Rodzinnie uprzywilejowani: "wSieci" o karierach medialnych gwiazd III RP. "To środowisko skupione wokół komunistycznych służb specjalnych"

Czytaj więcej Subskrybuj 50% taniej
Sprawdź
Fot. wPolityce.pl
Fot. wPolityce.pl

Rodzinnie uprzywilejowani

- pod takim tytułem Andrzej Rafał Potocki na łamach tygodnika "wSieci" recenzuje nową książkę Doroty Kani, Jerzego Targalskiego i Macieja Marosza poświęconą powiązaniom pracowników największych mediów i ich rodzin z komunistycznym systemem.

Dziennikarz krok po kroku analizuje, co w swojej książce zawarli autorzy i do jakich wniosków doszli:

Pod pojęciem „nomenklatura partyjna czasów PRL” rozumie się ludzi, członków PZPR, którzy zajmowali określone stanowiska we władzach, aparacie państwowym, organizacjach społecznych czy wreszcie w mediach.

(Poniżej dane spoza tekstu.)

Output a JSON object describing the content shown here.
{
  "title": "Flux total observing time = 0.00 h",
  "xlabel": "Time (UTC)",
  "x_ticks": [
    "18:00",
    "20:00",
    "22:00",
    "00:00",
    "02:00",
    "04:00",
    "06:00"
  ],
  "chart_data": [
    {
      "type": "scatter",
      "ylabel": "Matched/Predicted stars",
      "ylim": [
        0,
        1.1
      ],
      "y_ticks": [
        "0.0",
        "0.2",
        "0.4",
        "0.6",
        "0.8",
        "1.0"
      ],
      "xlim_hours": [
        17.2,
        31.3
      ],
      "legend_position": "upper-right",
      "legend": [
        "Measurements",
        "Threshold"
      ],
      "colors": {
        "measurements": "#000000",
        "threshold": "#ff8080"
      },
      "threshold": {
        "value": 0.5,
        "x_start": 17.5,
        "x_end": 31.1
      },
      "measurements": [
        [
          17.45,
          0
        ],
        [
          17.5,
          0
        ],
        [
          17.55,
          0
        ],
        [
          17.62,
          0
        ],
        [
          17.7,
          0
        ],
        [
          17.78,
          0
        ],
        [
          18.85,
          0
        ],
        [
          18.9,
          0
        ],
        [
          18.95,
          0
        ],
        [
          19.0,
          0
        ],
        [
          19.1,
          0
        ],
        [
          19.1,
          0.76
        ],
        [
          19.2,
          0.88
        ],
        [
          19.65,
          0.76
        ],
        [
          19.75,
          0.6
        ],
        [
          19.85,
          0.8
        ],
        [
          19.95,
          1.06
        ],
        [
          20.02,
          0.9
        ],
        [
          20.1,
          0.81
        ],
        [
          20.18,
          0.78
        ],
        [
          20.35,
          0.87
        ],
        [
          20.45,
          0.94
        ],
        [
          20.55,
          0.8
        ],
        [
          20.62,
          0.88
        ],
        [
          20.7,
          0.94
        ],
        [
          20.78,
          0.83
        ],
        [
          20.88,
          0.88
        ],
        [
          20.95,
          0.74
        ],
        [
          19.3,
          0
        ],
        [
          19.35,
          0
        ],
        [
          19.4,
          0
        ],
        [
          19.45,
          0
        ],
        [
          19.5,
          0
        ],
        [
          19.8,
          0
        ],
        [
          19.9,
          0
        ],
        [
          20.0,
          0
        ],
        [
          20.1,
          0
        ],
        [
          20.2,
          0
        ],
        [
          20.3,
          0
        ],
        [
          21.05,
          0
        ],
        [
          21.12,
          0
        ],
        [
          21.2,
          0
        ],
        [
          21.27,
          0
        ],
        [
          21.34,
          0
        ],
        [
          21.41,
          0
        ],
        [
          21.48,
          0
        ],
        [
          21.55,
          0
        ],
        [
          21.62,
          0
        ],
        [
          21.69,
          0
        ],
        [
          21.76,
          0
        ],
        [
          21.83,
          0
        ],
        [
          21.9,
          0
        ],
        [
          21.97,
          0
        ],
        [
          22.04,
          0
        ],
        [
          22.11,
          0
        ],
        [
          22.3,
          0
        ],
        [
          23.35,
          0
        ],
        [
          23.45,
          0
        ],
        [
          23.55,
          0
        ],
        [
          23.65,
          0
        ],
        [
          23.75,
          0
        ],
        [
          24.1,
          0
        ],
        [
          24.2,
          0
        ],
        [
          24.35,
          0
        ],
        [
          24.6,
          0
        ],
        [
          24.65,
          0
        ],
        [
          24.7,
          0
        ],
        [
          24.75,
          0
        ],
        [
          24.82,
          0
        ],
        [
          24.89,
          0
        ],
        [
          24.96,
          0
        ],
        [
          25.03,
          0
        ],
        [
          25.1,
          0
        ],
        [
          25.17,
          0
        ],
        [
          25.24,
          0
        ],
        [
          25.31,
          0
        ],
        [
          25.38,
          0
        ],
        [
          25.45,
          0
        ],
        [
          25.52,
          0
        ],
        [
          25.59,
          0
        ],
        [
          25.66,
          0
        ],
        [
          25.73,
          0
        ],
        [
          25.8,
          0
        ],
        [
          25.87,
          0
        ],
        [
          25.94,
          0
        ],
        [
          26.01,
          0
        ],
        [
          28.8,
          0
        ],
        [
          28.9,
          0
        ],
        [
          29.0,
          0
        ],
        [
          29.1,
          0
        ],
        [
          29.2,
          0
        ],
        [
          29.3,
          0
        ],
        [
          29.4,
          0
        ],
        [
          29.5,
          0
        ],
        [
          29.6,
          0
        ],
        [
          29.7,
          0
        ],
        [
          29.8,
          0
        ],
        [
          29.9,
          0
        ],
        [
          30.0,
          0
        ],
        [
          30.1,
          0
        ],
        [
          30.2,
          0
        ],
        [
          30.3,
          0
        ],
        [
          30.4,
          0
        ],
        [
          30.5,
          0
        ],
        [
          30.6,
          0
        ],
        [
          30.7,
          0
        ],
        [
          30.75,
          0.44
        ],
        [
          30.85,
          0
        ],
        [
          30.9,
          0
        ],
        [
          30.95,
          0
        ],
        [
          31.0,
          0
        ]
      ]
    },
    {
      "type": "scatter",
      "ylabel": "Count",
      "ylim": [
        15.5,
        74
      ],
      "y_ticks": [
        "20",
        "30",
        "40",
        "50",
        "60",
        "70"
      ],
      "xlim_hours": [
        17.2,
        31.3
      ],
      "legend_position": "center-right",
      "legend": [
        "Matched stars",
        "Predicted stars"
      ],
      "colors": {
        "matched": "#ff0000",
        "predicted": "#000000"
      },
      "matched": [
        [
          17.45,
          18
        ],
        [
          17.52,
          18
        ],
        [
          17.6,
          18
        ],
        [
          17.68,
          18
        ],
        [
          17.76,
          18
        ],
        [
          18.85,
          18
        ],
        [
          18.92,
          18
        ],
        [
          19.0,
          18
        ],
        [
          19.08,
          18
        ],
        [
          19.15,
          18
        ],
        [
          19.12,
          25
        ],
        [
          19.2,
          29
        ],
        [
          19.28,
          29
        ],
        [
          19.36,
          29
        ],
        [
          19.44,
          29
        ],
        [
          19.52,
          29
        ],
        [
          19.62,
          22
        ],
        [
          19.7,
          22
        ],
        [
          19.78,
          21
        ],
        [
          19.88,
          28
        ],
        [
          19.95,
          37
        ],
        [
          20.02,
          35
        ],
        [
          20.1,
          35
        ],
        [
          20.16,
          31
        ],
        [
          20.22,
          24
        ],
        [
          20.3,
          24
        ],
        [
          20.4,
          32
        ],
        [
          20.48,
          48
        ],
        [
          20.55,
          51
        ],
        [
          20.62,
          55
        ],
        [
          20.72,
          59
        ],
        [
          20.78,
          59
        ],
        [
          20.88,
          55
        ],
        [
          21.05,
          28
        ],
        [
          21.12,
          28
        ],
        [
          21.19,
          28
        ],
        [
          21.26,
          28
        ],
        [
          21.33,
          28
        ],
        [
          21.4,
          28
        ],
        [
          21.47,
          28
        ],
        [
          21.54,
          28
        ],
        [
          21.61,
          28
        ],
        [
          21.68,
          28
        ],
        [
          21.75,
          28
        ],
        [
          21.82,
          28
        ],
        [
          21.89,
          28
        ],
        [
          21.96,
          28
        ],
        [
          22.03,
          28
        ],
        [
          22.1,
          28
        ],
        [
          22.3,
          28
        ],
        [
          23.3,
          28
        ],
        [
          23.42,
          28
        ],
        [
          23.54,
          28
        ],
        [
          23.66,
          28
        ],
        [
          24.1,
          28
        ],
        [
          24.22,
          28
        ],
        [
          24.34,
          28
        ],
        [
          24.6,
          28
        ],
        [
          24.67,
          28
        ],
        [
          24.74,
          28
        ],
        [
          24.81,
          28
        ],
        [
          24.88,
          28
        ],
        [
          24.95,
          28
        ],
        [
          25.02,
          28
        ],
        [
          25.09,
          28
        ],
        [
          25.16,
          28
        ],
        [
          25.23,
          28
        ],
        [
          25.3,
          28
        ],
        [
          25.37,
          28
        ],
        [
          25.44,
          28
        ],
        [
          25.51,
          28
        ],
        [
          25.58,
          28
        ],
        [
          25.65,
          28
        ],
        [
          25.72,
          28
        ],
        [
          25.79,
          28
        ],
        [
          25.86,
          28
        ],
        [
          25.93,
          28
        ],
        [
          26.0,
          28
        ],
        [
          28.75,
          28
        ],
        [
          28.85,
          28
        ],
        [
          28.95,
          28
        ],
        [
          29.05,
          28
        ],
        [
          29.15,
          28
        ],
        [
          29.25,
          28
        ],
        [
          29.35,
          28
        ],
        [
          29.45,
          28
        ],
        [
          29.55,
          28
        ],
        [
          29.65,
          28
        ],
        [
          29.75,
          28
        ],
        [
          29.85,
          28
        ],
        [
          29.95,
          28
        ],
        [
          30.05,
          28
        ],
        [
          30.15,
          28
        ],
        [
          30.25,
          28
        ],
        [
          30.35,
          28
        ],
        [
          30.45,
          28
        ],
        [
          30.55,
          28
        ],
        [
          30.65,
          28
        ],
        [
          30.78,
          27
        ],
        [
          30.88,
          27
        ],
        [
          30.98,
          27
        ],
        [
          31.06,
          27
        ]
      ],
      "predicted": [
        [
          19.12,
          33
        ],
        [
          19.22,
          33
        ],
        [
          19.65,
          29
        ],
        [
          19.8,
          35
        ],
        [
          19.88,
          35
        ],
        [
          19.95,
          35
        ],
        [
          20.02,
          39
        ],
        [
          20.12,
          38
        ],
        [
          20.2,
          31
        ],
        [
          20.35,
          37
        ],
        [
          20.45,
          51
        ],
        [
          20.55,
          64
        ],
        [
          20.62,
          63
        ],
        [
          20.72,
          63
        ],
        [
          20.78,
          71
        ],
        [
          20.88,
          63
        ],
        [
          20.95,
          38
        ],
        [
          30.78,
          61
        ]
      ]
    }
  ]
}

O ich obsadzie personalnej decydowały najwyższe władze partyjne. W sumie osiągnęła liczbę 300 tys. stanowisk na różnych szczeblach. Nomenklatura była warstwą uprzywilejowaną. Konsekwencją kompromisu zawartego przy okrągłym stole było nie tylko uwłaszczenie jej w sferze biznesu. Tym samym ludziom, a w miarę upływu lat ich dzieciom, udało się opanować wszystkie newralgiczne struktury III RP i stworzyć nową warstwę uprzywilejowaną

- pisze Potocki.

"wSieci" wyciąga wnioski związane z medialnym środowiskiem skupionym dziś w mainstreamowych redakcjach. Kto stał za ich karierami i kiedy się one rozwijały?

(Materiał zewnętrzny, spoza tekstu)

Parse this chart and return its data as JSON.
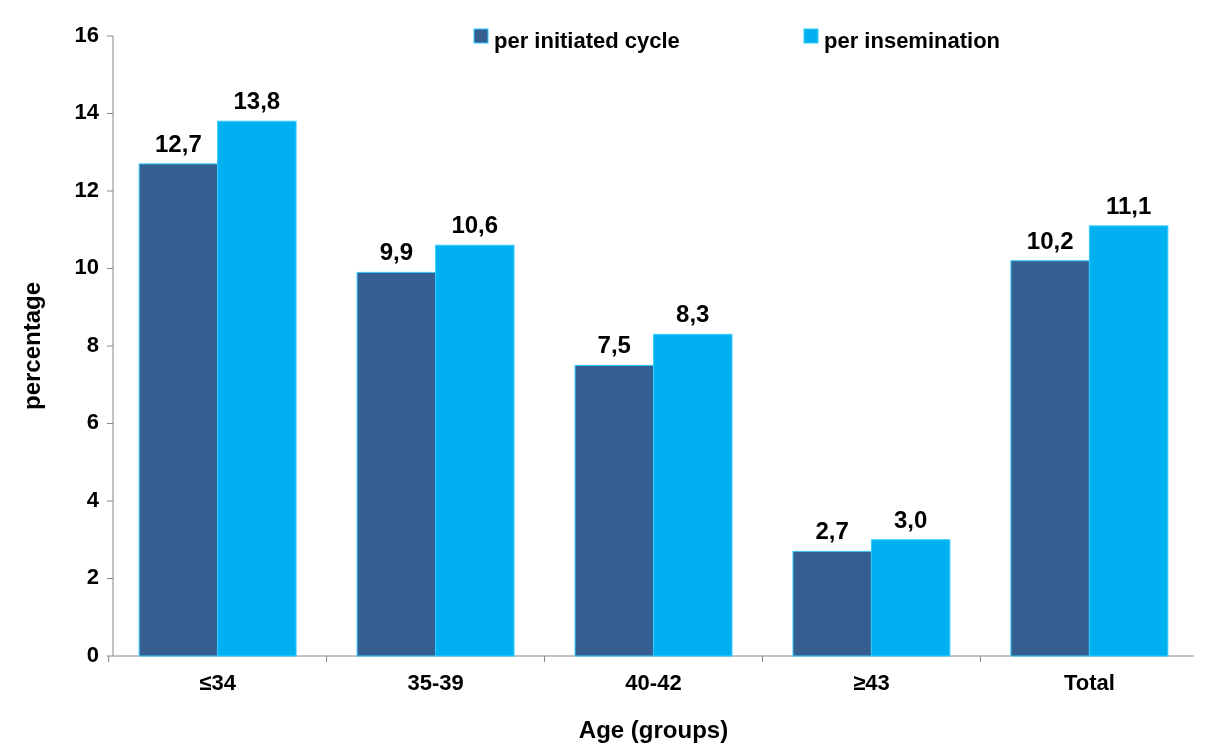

Autorzy dowodzą, że było to środowisko skupione wokół komunistycznych służb specjalnych – zarówno cywilnych, jak i wojskowych – czasów Ministerstwa Bezpieczeństwa Publicznego, którym w ostatniej fazie PRL szefowali generałowie Czesław Kiszczak i Wojciech Jaruzelski

- czytamy w tygodniku.

Potocki na podstawie "Resortowych Dzieci" opisuje, jak wyglądały takie kariery. Jednym z najwyraźniejszych przykładów takiego rozwoju dziennikarstwa jest Monika Olejnik.

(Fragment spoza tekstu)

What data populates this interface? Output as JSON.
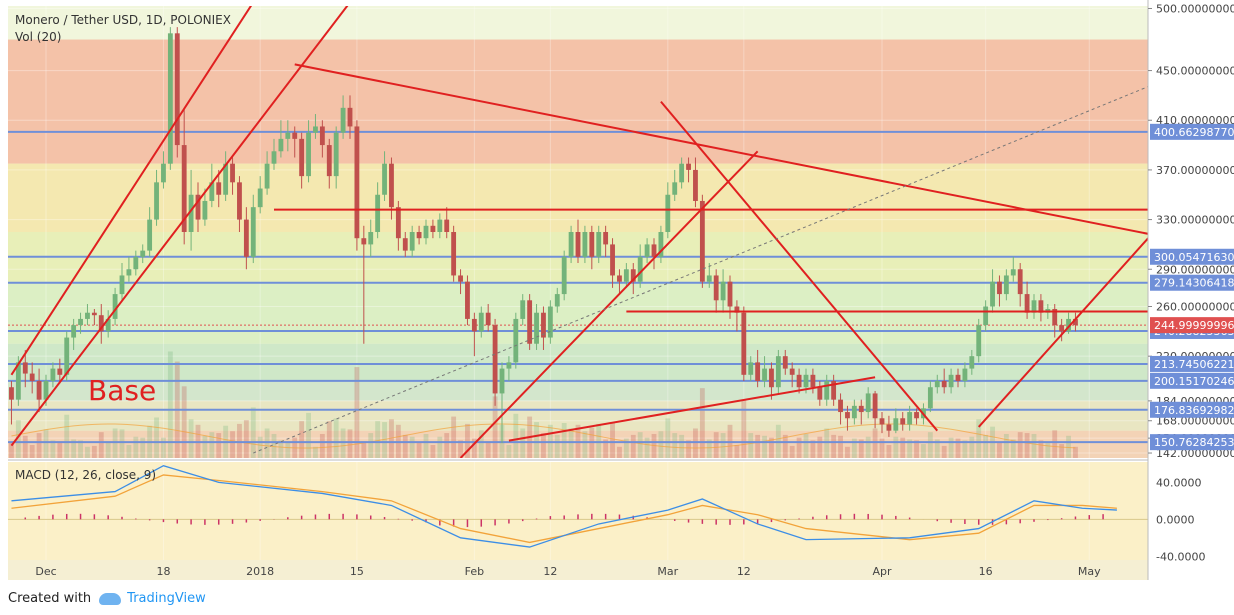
{
  "header": {
    "symbol_title": "Monero / Tether USD, 1D, POLONIEX",
    "volume_label": "Vol (20)",
    "macd_label": "MACD (12, 26, close, 9)"
  },
  "annotations": {
    "base_label": "Base"
  },
  "footer": {
    "created_with": "Created with",
    "brand": "TradingView"
  },
  "colors": {
    "bull": "#73b37a",
    "bear": "#c0504d",
    "trend": "#e02020",
    "level": "#6f8fd8",
    "price_tag": "#e05050",
    "tag_blue": "#6f8fd8",
    "macd": "#3c8ee6",
    "signal": "#f2a33a",
    "hist": "#cc3366"
  },
  "chart_data": {
    "type": "candlestick",
    "title": "Monero / Tether USD, 1D, POLONIEX",
    "price_axis": {
      "range": [
        138,
        502
      ],
      "ticks": [
        {
          "v": 500,
          "label": "500.00000000"
        },
        {
          "v": 450,
          "label": "450.00000000"
        },
        {
          "v": 410,
          "label": "410.00000000"
        },
        {
          "v": 370,
          "label": "370.00000000"
        },
        {
          "v": 330,
          "label": "330.00000000"
        },
        {
          "v": 290,
          "label": "290.00000000"
        },
        {
          "v": 260,
          "label": "260.00000000"
        },
        {
          "v": 220,
          "label": "220.00000000"
        },
        {
          "v": 184,
          "label": "184.00000000"
        },
        {
          "v": 168,
          "label": "168.00000000"
        },
        {
          "v": 154,
          "label": "154.00000000"
        },
        {
          "v": 142,
          "label": "142.00000000"
        }
      ]
    },
    "x_axis": {
      "labels": [
        {
          "day": 5,
          "label": "Dec"
        },
        {
          "day": 22,
          "label": "18"
        },
        {
          "day": 36,
          "label": "2018"
        },
        {
          "day": 50,
          "label": "15"
        },
        {
          "day": 67,
          "label": "Feb"
        },
        {
          "day": 78,
          "label": "12"
        },
        {
          "day": 95,
          "label": "Mar"
        },
        {
          "day": 106,
          "label": "12"
        },
        {
          "day": 126,
          "label": "Apr"
        },
        {
          "day": 141,
          "label": "16"
        },
        {
          "day": 156,
          "label": "May"
        }
      ]
    },
    "price_levels": [
      {
        "v": 400.6629877,
        "label": "400.66298770"
      },
      {
        "v": 300.0547163,
        "label": "300.05471630"
      },
      {
        "v": 279.14306418,
        "label": "279.14306418"
      },
      {
        "v": 240.28825363,
        "label": "240.28825363"
      },
      {
        "v": 213.74506221,
        "label": "213.74506221"
      },
      {
        "v": 200.15170246,
        "label": "200.15170246"
      },
      {
        "v": 176.83692982,
        "label": "176.83692982"
      },
      {
        "v": 150.76284253,
        "label": "150.76284253"
      }
    ],
    "current_price": {
      "v": 244.99999996,
      "label": "244.99999996"
    },
    "zones": [
      {
        "from": 375,
        "to": 475,
        "color": "#f4c2a8"
      },
      {
        "from": 320,
        "to": 375,
        "color": "#f4e8b0"
      },
      {
        "from": 280,
        "to": 320,
        "color": "#e8efb8"
      },
      {
        "from": 230,
        "to": 280,
        "color": "#dcefc4"
      },
      {
        "from": 200,
        "to": 230,
        "color": "#cfe8c8"
      },
      {
        "from": 184,
        "to": 200,
        "color": "#d3e6cc"
      },
      {
        "from": 160,
        "to": 184,
        "color": "#e9e6c2"
      },
      {
        "from": 138,
        "to": 160,
        "color": "#f3d3b6"
      }
    ],
    "horizontal_lines": [
      {
        "day_from": 38,
        "day_to": 165,
        "v": 338
      },
      {
        "day_from": 89,
        "day_to": 165,
        "v": 256
      }
    ],
    "trend_lines": [
      {
        "d1": 0,
        "p1": 148,
        "d2": 49,
        "p2": 505
      },
      {
        "d1": 0,
        "p1": 205,
        "d2": 35,
        "p2": 505
      },
      {
        "d1": 41,
        "p1": 455,
        "d2": 165,
        "p2": 318
      },
      {
        "d1": 65,
        "p1": 138,
        "d2": 108,
        "p2": 385
      },
      {
        "d1": 94,
        "p1": 425,
        "d2": 134,
        "p2": 160
      },
      {
        "d1": 72,
        "p1": 152,
        "d2": 125,
        "p2": 203
      },
      {
        "d1": 140,
        "p1": 163,
        "d2": 165,
        "p2": 318
      }
    ],
    "dashed_line": {
      "d1": 35,
      "p1": 142,
      "d2": 168,
      "p2": 445
    },
    "candles_compact": "0:195,185,165,200|1:185,215,180,220|2:215,206,195,225|3:206,200,190,215|4:200,185,175,210|5:185,200,180,205|6:200,210,195,215|7:210,205,198,218|8:205,235,200,240|9:235,245,225,250|10:245,250,238,255|11:250,255,245,262|12:255,253,245,258|13:253,240,230,262|14:240,250,235,257|15:250,270,245,275|16:270,285,265,295|17:285,290,280,300|18:290,300,285,305|19:300,305,295,310|20:305,330,300,340|21:330,360,325,370|22:360,375,355,385|23:375,480,370,485|24:480,390,380,485|25:390,320,310,420|26:320,350,305,370|27:350,330,320,360|28:330,345,325,355|29:345,360,340,375|30:360,350,340,370|31:350,375,345,385|32:375,360,350,380|33:360,330,320,365|34:330,300,290,340|35:300,340,295,350|36:340,355,335,365|37:355,375,350,385|38:375,385,370,395|39:385,395,380,410|40:395,400,385,410|41:400,395,380,405|42:395,365,355,400|43:365,400,360,410|44:400,405,395,415|45:405,390,380,410|46:390,365,355,395|47:365,400,355,405|48:400,420,395,430|49:420,405,395,430|50:405,315,305,410|51:315,310,230,325|52:310,320,300,330|53:320,350,315,360|54:350,375,345,385|55:375,340,330,380|56:340,315,305,345|57:315,305,300,320|58:305,320,300,325|59:320,315,310,325|60:315,325,310,330|61:325,320,315,330|62:320,330,315,335|63:330,320,315,340|64:320,285,280,325|65:285,280,270,290|66:280,250,245,285|67:250,240,220,255|68:240,255,235,260|69:255,245,240,262|70:245,190,180,250|71:190,210,150,215|72:210,215,200,220|73:215,250,210,255|74:250,265,245,270|75:265,230,225,270|76:230,255,225,262|77:255,235,225,260|78:235,260,230,265|79:260,270,255,275|80:270,300,265,305|81:300,320,295,325|82:320,300,295,330|83:300,320,295,325|84:320,300,290,325|85:300,320,295,325|86:320,310,300,325|87:310,285,275,315|88:285,280,270,290|89:280,290,275,295|90:290,280,270,295|91:280,300,275,310|92:300,310,295,315|93:310,300,290,315|94:300,320,295,325|95:320,350,315,360|96:350,360,345,370|97:360,375,355,380|98:375,370,360,380|99:370,345,340,380|100:345,280,275,350|101:280,285,275,295|102:285,265,255,290|103:265,280,255,290|104:280,260,250,285|105:260,255,240,265|106:255,205,200,260|107:205,215,200,220|108:215,200,195,225|109:200,210,195,220|110:210,195,185,215|111:195,220,190,225|112:220,210,205,225|113:210,205,195,215|114:205,195,190,210|115:195,205,190,210|116:205,195,190,210|117:195,185,180,200|118:185,200,180,205|119:200,185,180,205|120:185,175,165,190|121:175,170,160,180|122:170,180,165,185|123:180,175,165,185|124:175,190,170,195|125:190,170,162,192|126:170,165,158,175|127:165,160,155,172|128:160,170,158,178|129:170,165,160,175|130:165,175,160,180|131:175,170,165,178|132:170,178,165,182|133:178,195,175,200|134:195,200,190,205|135:200,195,190,210|136:195,205,190,210|137:205,200,195,210|138:200,210,195,215|139:210,220,205,225|140:220,245,215,250|141:245,260,240,265|142:260,280,255,290|143:280,270,260,285|144:270,285,265,290|145:285,290,280,300|146:290,270,260,295|147:270,255,250,280|148:255,265,250,270|149:265,255,248,270|150:255,258,250,262|151:258,245,235,262|152:245,240,232,250|153:240,250,238,255|154:250,245,240,255",
    "legend_position": "top-left"
  },
  "macd_data": {
    "type": "line",
    "title": "MACD (12, 26, close, 9)",
    "ylim": [
      -44,
      62
    ],
    "ticks": [
      {
        "v": 40,
        "label": "40.0000"
      },
      {
        "v": 0,
        "label": "0.0000"
      },
      {
        "v": -40,
        "label": "-40.0000"
      }
    ],
    "macd_points": [
      [
        0,
        20
      ],
      [
        15,
        30
      ],
      [
        22,
        58
      ],
      [
        30,
        40
      ],
      [
        45,
        28
      ],
      [
        55,
        15
      ],
      [
        65,
        -20
      ],
      [
        75,
        -30
      ],
      [
        85,
        -5
      ],
      [
        95,
        10
      ],
      [
        100,
        22
      ],
      [
        108,
        -5
      ],
      [
        115,
        -22
      ],
      [
        130,
        -20
      ],
      [
        140,
        -10
      ],
      [
        148,
        20
      ],
      [
        155,
        12
      ],
      [
        160,
        10
      ]
    ],
    "signal_points": [
      [
        0,
        12
      ],
      [
        15,
        25
      ],
      [
        22,
        48
      ],
      [
        30,
        42
      ],
      [
        45,
        30
      ],
      [
        55,
        20
      ],
      [
        65,
        -10
      ],
      [
        75,
        -25
      ],
      [
        85,
        -10
      ],
      [
        95,
        5
      ],
      [
        100,
        15
      ],
      [
        108,
        5
      ],
      [
        115,
        -10
      ],
      [
        130,
        -22
      ],
      [
        140,
        -15
      ],
      [
        148,
        15
      ],
      [
        155,
        15
      ],
      [
        160,
        12
      ]
    ]
  }
}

Należy przypomnieć, że wchodzenie wówczas do propagandowych mediów było złamaniem reguły środowiskowego bojkotu, które w ten sposób protestowało przeciwko restrykcjom stanu wojennego. Jednak Monika Olejnik, absolwentka zootechniki oraz podyplomowego studium dziennikarstwa i nauk politycznych UW (wówczas był to jeden z najbardziej zindoktrynowanych wydziałów), zdawała się nie mieć takich rozterek

- pisze.

W jaki sposób uwikłanie i wdzięczność wobec komunistycznego reżimu przełożyło się na pozycję medialnych gwiazd III RP?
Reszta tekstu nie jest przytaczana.